Folic acid is the synthetic form of folate (vitamin B9) used in most UK supplements and food fortification. Approximately 40% of the UK population carries a common MTHFR gene variant that reduces the body's ability to convert folic acid to its active form (5-methyltetrahydrofolate, or 5-MTHF). For this group, methylfolate supplementation is more effective than folic acid. For everyone else, folic acid works adequately at standard doses. Here is how to know which applies to you.
What Is Folate and What Does It Do?
Folate (vitamin B9) is essential for three core biological processes:
- DNA synthesis and repair — folate (as 5,10-methylenetetrahydrofolate) is required for the synthesis of thymidylate, a DNA building block. Without it, cells cannot divide properly — which is why rapidly dividing tissues (gut lining, red blood cells) are first affected by deficiency.
- Methylation (homocysteine metabolism) — folate (as 5-methyltetrahydrofolate) donates a methyl group to convert homocysteine to methionine. Elevated homocysteine is a cardiovascular risk factor and is associated with cognitive decline.
- Neural tube development during pregnancy — the critical role for which folate is most known. Adequate folate in the 4 weeks before and 12 weeks after conception significantly reduces the risk of neural tube defects (spina bifida, anencephaly). The UK NHS recommends 400mcg folic acid daily for all women who may become pregnant.
What Is the Difference Between Folic Acid and Folate?
Folate is the naturally occurring form of vitamin B9, found in green leafy vegetables, legumes, liver and eggs. It exists in several forms, all of which must be converted to the active 5-MTHF to function metabolically.
Folic acid is the fully oxidised synthetic form used in supplements and food fortification. It is more stable than natural folate but requires two enzymatic conversion steps — dihydrofolate reductase (DHFR) and then MTHFR — to reach the active 5-MTHF form.
Methylfolate (5-MTHF) is the active, end-form of folate — the form that cells actually use. It requires no conversion. It is the form produced by fermentation or chemical synthesis that is increasingly used in premium supplements.
What Is MTHFR and Why Does It Matter?
MTHFR (methylenetetrahydrofolate reductase) is the enzyme responsible for converting 5,10-methylenetetrahydrofolate to 5-methyltetrahydrofolate (the active 5-MTHF form used in methylation). Two common variants of the MTHFR gene — C677T and A1298C — reduce this enzyme’s activity:
- C677T heterozygous (one copy): ~30–40% reduction in MTHFR activity. Approximately 40% of the general population.
- C677T homozygous (two copies): ~70% reduction in MTHFR activity. Approximately 10–15% of populations of European descent.
People with reduced MTHFR activity convert folic acid less efficiently. At standard supplemental doses (400mcg folic acid), most people with heterozygous variants still convert enough — though methylfolate is more efficient. For homozygous variants, methylfolate is clearly the better choice.
How Do You Know If You Have an MTHFR Variant?
MTHFR genetic testing is available through GP referral in specific circumstances (recurrent miscarriage, thrombophilia workup) or via direct-to-consumer DNA tests (23andMe includes MTHFR status). Elevated homocysteine on a blood test is a functional indicator of impaired methylation — it does not confirm MTHFR genotype but suggests methylation may be suboptimal.

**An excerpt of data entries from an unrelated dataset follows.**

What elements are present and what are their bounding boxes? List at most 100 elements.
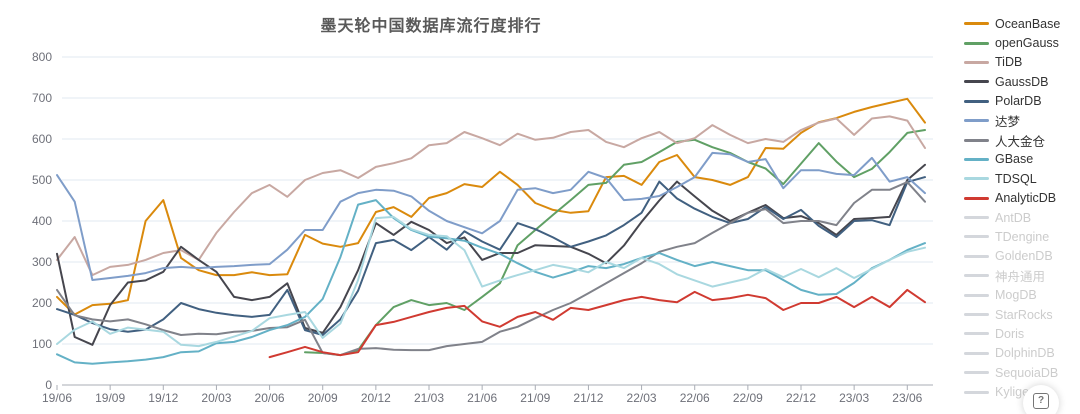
x-axis-label: 20/06 xyxy=(255,391,285,405)
y-axis-label: 100 xyxy=(32,337,52,351)
help-button[interactable]: ? xyxy=(1023,385,1059,414)
legend-swatch xyxy=(964,60,989,64)
legend-label: 达梦 xyxy=(995,115,1021,130)
legend-item-PolarDB[interactable]: PolarDB xyxy=(964,92,1080,111)
x-axis-label: 22/03 xyxy=(627,391,657,405)
series-line-OceanBase xyxy=(56,97,926,316)
legend-swatch xyxy=(964,254,989,258)
y-axis-label: 200 xyxy=(32,296,52,310)
x-axis-label: 20/12 xyxy=(361,391,391,405)
x-axis-label: 21/12 xyxy=(573,391,603,405)
legend-item-人大金仓[interactable]: 人大金仓 xyxy=(964,130,1080,149)
legend-label: openGauss xyxy=(995,36,1059,51)
x-axis-label: 22/06 xyxy=(680,391,710,405)
legend-swatch xyxy=(964,235,989,239)
y-axis-label: 400 xyxy=(32,214,52,228)
legend-label: 人大金仓 xyxy=(995,134,1046,149)
legend-swatch xyxy=(964,22,989,26)
legend: OceanBase openGauss TiDB GaussDB PolarDB 达梦人大… xyxy=(964,14,1080,402)
legend-swatch xyxy=(964,371,989,375)
legend-label: GBase xyxy=(995,152,1034,167)
legend-label: PolarDB xyxy=(995,94,1042,109)
legend-item-openGauss[interactable]: openGauss xyxy=(964,33,1080,52)
legend-label: AnalyticDB xyxy=(995,191,1057,206)
legend-item-达梦[interactable]: 达梦 xyxy=(964,111,1080,130)
legend-label: AntDB xyxy=(995,210,1032,225)
x-axis-label: 21/06 xyxy=(467,391,497,405)
legend-item-GaussDB[interactable]: GaussDB xyxy=(964,72,1080,91)
x-axis-label: 22/12 xyxy=(786,391,816,405)
series-line-达梦 xyxy=(56,151,926,281)
legend-swatch xyxy=(964,390,989,394)
legend-label: StarRocks xyxy=(995,307,1053,322)
series-line-openGauss xyxy=(304,129,926,357)
y-axis-label: 700 xyxy=(32,91,52,105)
legend-swatch xyxy=(964,138,989,142)
legend-swatch xyxy=(964,80,989,84)
y-axis-label: 600 xyxy=(32,132,52,146)
legend-swatch xyxy=(964,177,989,181)
series-line-GBase xyxy=(56,199,926,365)
legend-item-神舟通用[interactable]: 神舟通用 xyxy=(964,266,1080,285)
legend-swatch xyxy=(964,351,989,355)
legend-item-TDSQL[interactable]: TDSQL xyxy=(964,169,1080,188)
legend-swatch xyxy=(964,157,989,161)
x-axis-label: 19/09 xyxy=(95,391,125,405)
legend-item-Doris[interactable]: Doris xyxy=(964,324,1080,343)
y-axis-label: 0 xyxy=(45,378,52,392)
series-line-TiDB xyxy=(56,115,926,277)
legend-swatch xyxy=(964,99,989,103)
legend-item-OceanBase[interactable]: OceanBase xyxy=(964,14,1080,33)
question-mark-icon: ? xyxy=(1033,393,1049,409)
legend-item-StarRocks[interactable]: StarRocks xyxy=(964,305,1080,324)
legend-item-SequoiaDB[interactable]: SequoiaDB xyxy=(964,363,1080,382)
legend-label: GaussDB xyxy=(995,74,1049,89)
legend-label: TDengine xyxy=(995,229,1050,244)
plot-area[interactable]: 0 100 200 300 400 500 600 700 800 19/06 19/09 19/12… xyxy=(0,0,960,414)
x-axis-label: 21/03 xyxy=(414,391,444,405)
x-axis-label: 20/09 xyxy=(308,391,338,405)
legend-item-Kyligence[interactable]: Kyligence xyxy=(964,382,1080,401)
legend-item-AntDB[interactable]: AntDB xyxy=(964,208,1080,227)
legend-swatch xyxy=(964,313,989,317)
legend-label: 神舟通用 xyxy=(995,270,1046,285)
legend-label: GoldenDB xyxy=(995,249,1053,264)
legend-item-GBase[interactable]: GBase xyxy=(964,150,1080,169)
x-axis-label: 22/09 xyxy=(733,391,763,405)
series-line-AnalyticDB xyxy=(268,288,926,359)
x-axis-label: 23/03 xyxy=(839,391,869,405)
legend-label: OceanBase xyxy=(995,16,1061,31)
legend-label: SequoiaDB xyxy=(995,365,1059,380)
series-line-PolarDB xyxy=(56,176,926,336)
legend-label: TiDB xyxy=(995,55,1023,70)
chart-title: 墨天轮中国数据库流行度排行 xyxy=(320,18,542,35)
legend-swatch xyxy=(964,293,989,297)
legend-label: Doris xyxy=(995,326,1025,341)
legend-swatch xyxy=(964,41,989,45)
x-axis-label: 19/12 xyxy=(148,391,178,405)
x-axis-label: 19/06 xyxy=(42,391,72,405)
x-axis-label: 21/09 xyxy=(520,391,550,405)
series-line-GaussDB xyxy=(56,163,926,346)
legend-swatch xyxy=(964,332,989,336)
x-axis-label: 20/03 xyxy=(201,391,231,405)
legend-swatch xyxy=(964,216,989,220)
legend-label: DolphinDB xyxy=(995,346,1055,361)
y-axis-label: 800 xyxy=(32,50,52,64)
legend-item-MogDB[interactable]: MogDB xyxy=(964,285,1080,304)
legend-label: MogDB xyxy=(995,288,1037,303)
legend-item-AnalyticDB[interactable]: AnalyticDB xyxy=(964,189,1080,208)
series-line-人大金仓 xyxy=(56,181,926,357)
legend-item-DolphinDB[interactable]: DolphinDB xyxy=(964,344,1080,363)
series-line-TDSQL xyxy=(56,215,926,348)
legend-item-TiDB[interactable]: TiDB xyxy=(964,53,1080,72)
legend-item-GoldenDB[interactable]: GoldenDB xyxy=(964,247,1080,266)
legend-swatch xyxy=(964,119,989,123)
y-axis-label: 500 xyxy=(32,173,52,187)
y-axis-label: 300 xyxy=(32,255,52,269)
legend-label: TDSQL xyxy=(995,171,1037,186)
legend-swatch xyxy=(964,196,989,200)
x-axis-label: 23/06 xyxy=(892,391,922,405)
legend-item-TDengine[interactable]: TDengine xyxy=(964,227,1080,246)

Without testing, the practical approach is to choose a supplement containing methylfolate (5-MTHF) rather than folic acid — this is appropriate and beneficial for everyone regardless of MTHFR status, since methylfolate bypasses the conversion entirely.
Folic Acid vs Methylfolate: A Comparison
| Factor | Folic Acid | Methylfolate (5-MTHF) |
|---|---|---|
| Conversion required | Yes — 2 enzymatic steps (DHFR + MTHFR) | No — already in active form |
| Affected by MTHFR variant | Yes — reduced conversion in 40% of population | No — bypasses MTHFR entirely |
| Neural tube defect prevention | Strong evidence (standard recommendation) | Equivalent evidence; increasingly preferred |
| Homocysteine reduction | Good in most people | More reliable across MTHFR variants |
| Unmetabolised folic acid concern | High doses may leave unmetabolised folic acid in blood — unknown long-term effects | No unmetabolised folic acid |
| Cost | Lower | Higher |
Pregnancy: Does the Form Actually Matter for Neural Tube Prevention?

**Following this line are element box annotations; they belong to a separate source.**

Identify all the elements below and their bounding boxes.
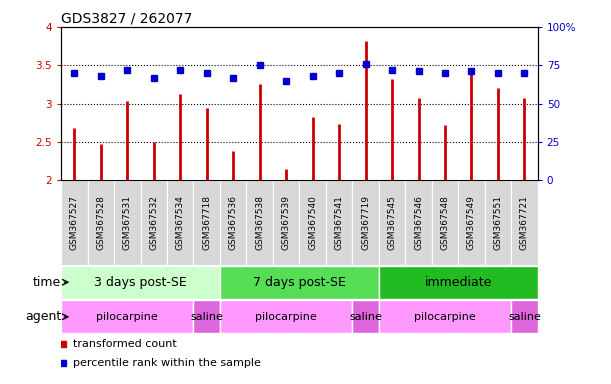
- Text: GSM367536: GSM367536: [229, 195, 238, 250]
- Bar: [405, 180, 432, 265]
- Bar: [273, 180, 299, 265]
- Text: GSM367528: GSM367528: [97, 195, 105, 250]
- Text: GSM367545: GSM367545: [387, 195, 397, 250]
- Bar: [61, 180, 87, 265]
- Bar: [353, 180, 379, 265]
- Text: pilocarpine: pilocarpine: [255, 312, 317, 322]
- Bar: [353, 300, 379, 333]
- Bar: [299, 180, 326, 265]
- Text: GSM367538: GSM367538: [255, 195, 264, 250]
- Text: 3 days post-SE: 3 days post-SE: [94, 276, 187, 289]
- Bar: [511, 300, 538, 333]
- Bar: [220, 266, 379, 299]
- Bar: [379, 180, 405, 265]
- Text: immediate: immediate: [425, 276, 492, 289]
- Text: GSM367532: GSM367532: [149, 195, 158, 250]
- Bar: [61, 266, 220, 299]
- Text: time: time: [33, 276, 61, 289]
- Text: percentile rank within the sample: percentile rank within the sample: [73, 358, 261, 368]
- Text: GSM367539: GSM367539: [282, 195, 291, 250]
- Text: GSM367540: GSM367540: [308, 195, 317, 250]
- Bar: [87, 180, 114, 265]
- Bar: [194, 300, 220, 333]
- Text: 7 days post-SE: 7 days post-SE: [253, 276, 346, 289]
- Text: GSM367531: GSM367531: [123, 195, 132, 250]
- Text: saline: saline: [190, 312, 223, 322]
- Text: GSM367548: GSM367548: [441, 195, 450, 250]
- Text: GSM367527: GSM367527: [70, 195, 79, 250]
- Bar: [141, 180, 167, 265]
- Bar: [458, 180, 485, 265]
- Bar: [194, 180, 220, 265]
- Bar: [220, 180, 246, 265]
- Bar: [379, 266, 538, 299]
- Text: GSM367721: GSM367721: [520, 195, 529, 250]
- Bar: [485, 180, 511, 265]
- Bar: [114, 180, 141, 265]
- Text: GDS3827 / 262077: GDS3827 / 262077: [61, 12, 192, 26]
- Text: GSM367719: GSM367719: [361, 195, 370, 250]
- Bar: [326, 180, 353, 265]
- Bar: [432, 180, 458, 265]
- Text: pilocarpine: pilocarpine: [97, 312, 158, 322]
- Text: GSM367549: GSM367549: [467, 195, 476, 250]
- Text: GSM367541: GSM367541: [335, 195, 343, 250]
- Text: GSM367551: GSM367551: [494, 195, 502, 250]
- Text: saline: saline: [349, 312, 382, 322]
- Text: agent: agent: [25, 310, 61, 323]
- Text: GSM367718: GSM367718: [202, 195, 211, 250]
- Text: saline: saline: [508, 312, 541, 322]
- Text: GSM367534: GSM367534: [176, 195, 185, 250]
- Text: transformed count: transformed count: [73, 339, 177, 349]
- Bar: [246, 180, 273, 265]
- Bar: [61, 300, 194, 333]
- Bar: [220, 300, 353, 333]
- Text: GSM367546: GSM367546: [414, 195, 423, 250]
- Bar: [167, 180, 194, 265]
- Bar: [511, 180, 538, 265]
- Text: pilocarpine: pilocarpine: [414, 312, 476, 322]
- Bar: [379, 300, 511, 333]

The original neural tube defect prevention evidence was established with folic acid, not methylfolate. Both forms raise blood folate levels and reduce neural tube defect risk. Current evidence does not show methylfolate is superior to folic acid for neural tube prevention at the recommended 400mcg dose. However, for women with known MTHFR variants or elevated homocysteine, methylfolate is a reasonable and increasingly recommended choice. The NHS currently recommends 400mcg folic acid for pregnancy; women with MTHFR variants should discuss with their GP.